NGS utilities
Reporting ChIP-seq outputs
The make_macs2_xls.py utility can be used to convert an
output tab-delimited .XLS
file from macs2
into an MS Excel
spreadsheet (either .xlsx
or .xls
format).
Additionally a .bed
format file can be output, provided that macs2
was not run with the --broad
option.
To process output from older versions of macs
(i.e. 1.4.2 and earlier)
the legacy make_macs_xls.py utility can be used; however for
this version only MS XLS format is supported, and there is no option to
output a .bed
file.
Reporting RNA-seq outputs
The bowtie_mapping_stats.py utility can be used to summarise
the mapping statistics produced by bowtie2
or bowtie
, and output to
an MS Excel spreadsheet file.
The utility reads the bowtie2
log file and expects this to consist of
multiple blocks of text of the form:
...
<SAMPLE_NAME>
Time loading reference: 00:00:01
Time loading forward index: 00:00:00
Time loading mirror index: 00:00:02
Seeded quality full-index search: 00:10:20
# reads processed: 39808407
# reads with at least one reported alignment: 2737588 (6.88%)

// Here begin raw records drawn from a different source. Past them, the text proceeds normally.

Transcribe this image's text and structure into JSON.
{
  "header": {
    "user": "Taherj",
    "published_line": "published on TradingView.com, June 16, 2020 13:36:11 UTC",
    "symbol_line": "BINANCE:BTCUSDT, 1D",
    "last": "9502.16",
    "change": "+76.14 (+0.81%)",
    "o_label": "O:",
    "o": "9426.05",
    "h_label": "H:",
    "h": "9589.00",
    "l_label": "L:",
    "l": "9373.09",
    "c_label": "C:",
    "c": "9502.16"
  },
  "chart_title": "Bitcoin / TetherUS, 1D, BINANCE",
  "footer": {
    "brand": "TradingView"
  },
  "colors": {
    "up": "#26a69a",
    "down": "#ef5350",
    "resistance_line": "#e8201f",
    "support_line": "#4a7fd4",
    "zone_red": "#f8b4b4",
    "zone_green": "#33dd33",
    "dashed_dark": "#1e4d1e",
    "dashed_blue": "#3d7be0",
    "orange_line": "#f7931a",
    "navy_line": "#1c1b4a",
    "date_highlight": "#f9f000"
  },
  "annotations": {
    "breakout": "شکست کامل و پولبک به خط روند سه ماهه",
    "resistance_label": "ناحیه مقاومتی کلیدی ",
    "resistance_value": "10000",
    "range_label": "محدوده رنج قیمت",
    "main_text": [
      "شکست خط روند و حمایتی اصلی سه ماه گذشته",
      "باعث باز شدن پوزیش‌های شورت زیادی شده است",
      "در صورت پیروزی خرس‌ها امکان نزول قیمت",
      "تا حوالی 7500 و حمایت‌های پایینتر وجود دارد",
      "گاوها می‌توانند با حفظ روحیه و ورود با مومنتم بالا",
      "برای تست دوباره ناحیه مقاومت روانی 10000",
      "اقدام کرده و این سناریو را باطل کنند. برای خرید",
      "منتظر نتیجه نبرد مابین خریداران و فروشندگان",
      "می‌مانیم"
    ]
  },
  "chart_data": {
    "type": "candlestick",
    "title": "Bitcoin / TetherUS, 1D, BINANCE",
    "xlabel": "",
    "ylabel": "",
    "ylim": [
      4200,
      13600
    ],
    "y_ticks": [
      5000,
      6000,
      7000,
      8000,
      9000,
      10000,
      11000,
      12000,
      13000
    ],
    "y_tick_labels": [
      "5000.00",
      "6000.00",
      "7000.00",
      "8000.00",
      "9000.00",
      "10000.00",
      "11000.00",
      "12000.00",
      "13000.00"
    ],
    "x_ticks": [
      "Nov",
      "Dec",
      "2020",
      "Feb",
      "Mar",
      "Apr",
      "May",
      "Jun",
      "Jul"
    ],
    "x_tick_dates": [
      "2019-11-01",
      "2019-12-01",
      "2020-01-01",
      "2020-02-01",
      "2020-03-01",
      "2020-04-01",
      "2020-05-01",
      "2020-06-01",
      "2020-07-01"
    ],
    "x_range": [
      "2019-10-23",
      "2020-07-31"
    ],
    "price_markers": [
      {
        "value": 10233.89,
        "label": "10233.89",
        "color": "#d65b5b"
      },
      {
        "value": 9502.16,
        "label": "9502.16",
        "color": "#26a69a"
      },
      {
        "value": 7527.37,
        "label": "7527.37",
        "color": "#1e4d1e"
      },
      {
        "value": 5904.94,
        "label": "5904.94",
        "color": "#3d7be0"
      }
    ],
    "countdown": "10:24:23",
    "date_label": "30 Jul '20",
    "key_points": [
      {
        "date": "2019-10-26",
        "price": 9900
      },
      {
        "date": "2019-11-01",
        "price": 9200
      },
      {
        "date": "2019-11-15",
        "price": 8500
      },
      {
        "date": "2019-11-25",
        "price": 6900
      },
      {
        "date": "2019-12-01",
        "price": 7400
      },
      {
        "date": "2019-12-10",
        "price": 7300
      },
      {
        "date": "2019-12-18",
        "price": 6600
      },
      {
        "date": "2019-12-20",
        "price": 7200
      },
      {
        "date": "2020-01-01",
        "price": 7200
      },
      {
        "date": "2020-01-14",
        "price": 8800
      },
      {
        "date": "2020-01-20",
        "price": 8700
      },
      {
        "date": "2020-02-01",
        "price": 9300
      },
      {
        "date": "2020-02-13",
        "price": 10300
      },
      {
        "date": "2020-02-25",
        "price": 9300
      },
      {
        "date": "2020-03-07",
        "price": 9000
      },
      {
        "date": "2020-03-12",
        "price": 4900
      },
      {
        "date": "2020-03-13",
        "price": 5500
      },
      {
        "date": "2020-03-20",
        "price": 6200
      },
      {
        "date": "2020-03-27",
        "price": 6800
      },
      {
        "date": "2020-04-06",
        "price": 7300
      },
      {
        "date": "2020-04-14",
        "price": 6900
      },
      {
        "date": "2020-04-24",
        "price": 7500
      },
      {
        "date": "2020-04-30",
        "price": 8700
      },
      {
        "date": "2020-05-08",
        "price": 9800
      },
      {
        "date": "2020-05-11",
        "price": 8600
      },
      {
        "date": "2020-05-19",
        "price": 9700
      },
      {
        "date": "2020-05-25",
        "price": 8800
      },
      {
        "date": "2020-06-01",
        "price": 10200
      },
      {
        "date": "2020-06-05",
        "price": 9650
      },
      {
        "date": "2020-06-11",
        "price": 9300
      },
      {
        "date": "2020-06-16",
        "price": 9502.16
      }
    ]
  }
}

# reads that failed to align: 33721722 (84.71%)
# reads with alignments suppressed due to -m: 3349097 (8.41%)
Reported 2737588 alignments to 1 output stream(s)
Time searching: 00:10:27
Overall time: 00:10:27
...
The sample name will be extracted along with the numbers of reads processed, with at least one reported alignment, that failed to align, and with alignments suppressed and tabulated in the output spreadsheet.
Determining strandedness of sequencing data
The fastq_strand.py utility can be used to determine the strandedness (forward, reverse, or unstranded) of sequencing data in Fastq format, using either a single Fastq file, or an an R1/R2 pair of Fastqs.
Note
The utility is a wrapper for the STAR
mapper and requires that
STAR
has been installed separately and is available on the
PATH
.
The simplest example checks the strandedness for a single genome:
fastq_strand.py R1.fastq.gz R2.fastq.gz -g STARindex/mm10
In this example, STARindex/mm10
is a directory which contains the
STAR
indexes for the mm10
genome build.
The output is a file called R1_fastq_strand.txt
which summarises the
forward and reverse strandedness percentages:
#fastq_strand version: 0.0.1 #Aligner: STAR #Reads in subset: 1000
#Genome 1st forward 2nd reverse
STARindex/mm10 13.13 93.21
To include the count sums for unstranded, 1st read strand aligned and
2nd read strand aligned in the output file, specify the --counts
option:
#fastq_strand version: 0.0.1 #Aligner: STAR #Reads in subset: 1000
#Genome 1st forward 2nd reverse Unstranded 1st read strand aligned 2nd read strand aligned
STARindex/mm10 13.13 93.21 391087 51339 364535
Strandedness can be checked for multiple genomes by specifying
additional STAR
indexes on the command line with multiple -g
flags:
fastq_strand.py R1.fastq.gz R2.fastq.gz -g STARindex/hg38 -g STARindex/mm10
Alternatively a panel of indexes can be supplied via a configuration file of the form:
#Name STAR index
hg38 /mnt/data/STARindex/hg38
mm10 /mnt/data/STARindex/mm10
(NB blank lines and lines starting with a #
are ignored). Use the
-c
/--conf
option to get the strandedness percentages using a
configuration file, For example:
fastq_strand.py -c model_organisms.conf R1.fastq.gz R2.fastq.gz
By default a random subset of 1000 read pairs is used from the input
Fastq pair; this can be changed using the --subset
option. If the
subset is set to zero then all reads are used.
The number of threads used to run STAR
can be set via the -n
option; to keep all the outputs from STAR
specify the
--keep-star-output
option.
The strandedness statistics can also be generated for a single Fastq file, by only specifying one file on the command line. For example:
fastq_strand.py -c model_organisms.conf R1.fastq.gz
Manage contaminant sequences for FastQC
The manage_seqs.py utility can to help create and
update files with lists of so-called “contaminant” sequences, for
input into the FastQC program (specifically, via FastQC’s
--contaminants
option).
For example, to create a new contaminants file using sequences from a FASTA file:
manage_seqs.py -o custom_contaminants.txt sequences.fa
To append sequences to an existing contaminants file:
manage_seqs.py -a custom_contaminants.txt additional_seqs.fa
The inputs can be a mixture of FastQC “contaminants” format and/or Fasta format files). The utility also check for redundancy (i.e. sequences with multiple associated names) and contradictions (i.e. names with multiple associated sequences).
Convert SAM file to SOAP format
The sam2soap.py utility converts a SAM file to SOAP format.